Strayhorn's incidental music for Don Perlimplín is called "Sprite music." The sprites in Lorca's play are called "duendes" in the original play. But they bear no relation to Lorca's "theory of the duende." They are just "sprites" here. Magical little creatures. Strayhorn's music here is not jazz. It is more like Debussy than anything else.
The sets for this production were done by Alfred Leslie, a 2nd generation New York School painter.
There are multiple cultural worlds colliding in this production of Lorca's play. Strayhorn's two biographers call the play "surrealist" (not really). It is set in the 18th century; it is a farce, but with delicate poetry. It draws on the theme of cuckolded husband, traditional in Golden Age drama. (Think Cervantes's "El viejo celoso.")
The actors performing the play were black vaudevillians.
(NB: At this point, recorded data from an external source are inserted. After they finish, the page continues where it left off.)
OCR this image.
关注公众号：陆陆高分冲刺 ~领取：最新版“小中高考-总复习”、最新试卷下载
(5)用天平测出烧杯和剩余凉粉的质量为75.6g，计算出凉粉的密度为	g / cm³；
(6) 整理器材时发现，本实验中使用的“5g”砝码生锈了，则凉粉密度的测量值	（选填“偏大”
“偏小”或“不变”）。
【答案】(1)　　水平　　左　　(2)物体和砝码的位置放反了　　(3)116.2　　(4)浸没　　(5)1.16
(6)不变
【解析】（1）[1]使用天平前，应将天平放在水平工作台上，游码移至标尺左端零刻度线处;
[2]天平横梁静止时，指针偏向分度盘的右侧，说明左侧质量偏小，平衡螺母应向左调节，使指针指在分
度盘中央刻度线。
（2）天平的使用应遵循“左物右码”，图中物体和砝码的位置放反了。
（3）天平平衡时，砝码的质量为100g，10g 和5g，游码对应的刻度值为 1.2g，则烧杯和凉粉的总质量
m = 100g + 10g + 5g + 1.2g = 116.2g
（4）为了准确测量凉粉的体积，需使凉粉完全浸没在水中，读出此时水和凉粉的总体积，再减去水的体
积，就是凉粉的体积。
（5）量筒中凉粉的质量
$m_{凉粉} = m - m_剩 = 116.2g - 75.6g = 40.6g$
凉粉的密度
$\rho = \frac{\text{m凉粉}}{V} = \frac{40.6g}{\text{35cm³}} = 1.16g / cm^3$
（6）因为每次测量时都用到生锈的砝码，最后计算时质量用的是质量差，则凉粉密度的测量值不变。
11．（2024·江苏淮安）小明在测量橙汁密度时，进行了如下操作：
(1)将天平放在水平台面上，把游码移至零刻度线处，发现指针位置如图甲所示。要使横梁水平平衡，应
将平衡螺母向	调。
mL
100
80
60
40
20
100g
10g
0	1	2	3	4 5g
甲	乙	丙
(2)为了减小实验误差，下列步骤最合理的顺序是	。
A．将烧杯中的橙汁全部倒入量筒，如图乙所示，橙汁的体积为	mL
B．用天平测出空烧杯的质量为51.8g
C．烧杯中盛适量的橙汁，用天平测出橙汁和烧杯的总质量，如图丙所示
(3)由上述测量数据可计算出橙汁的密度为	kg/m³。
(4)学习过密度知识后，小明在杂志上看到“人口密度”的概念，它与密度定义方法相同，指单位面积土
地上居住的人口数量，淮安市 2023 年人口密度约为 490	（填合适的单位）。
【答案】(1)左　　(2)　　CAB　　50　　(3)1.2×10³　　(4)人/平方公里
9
I don't know that White Vaudeville performers would have done it better.
John Bernard Myers, the art dealer and companion of the director Herbert Machiz, calls them "beautiful blackamoors."
A translation of the play came out a few years later, in a book edited by Eric Bentley.
The critics did not appreciate the play.
The whole anecdote has a "surreal" quality to it. If you invented such a thing for a novel nobody would find it believable. It is marvelous but a dead end. It is tailor-made for Mayhew, though he missed it the first time around.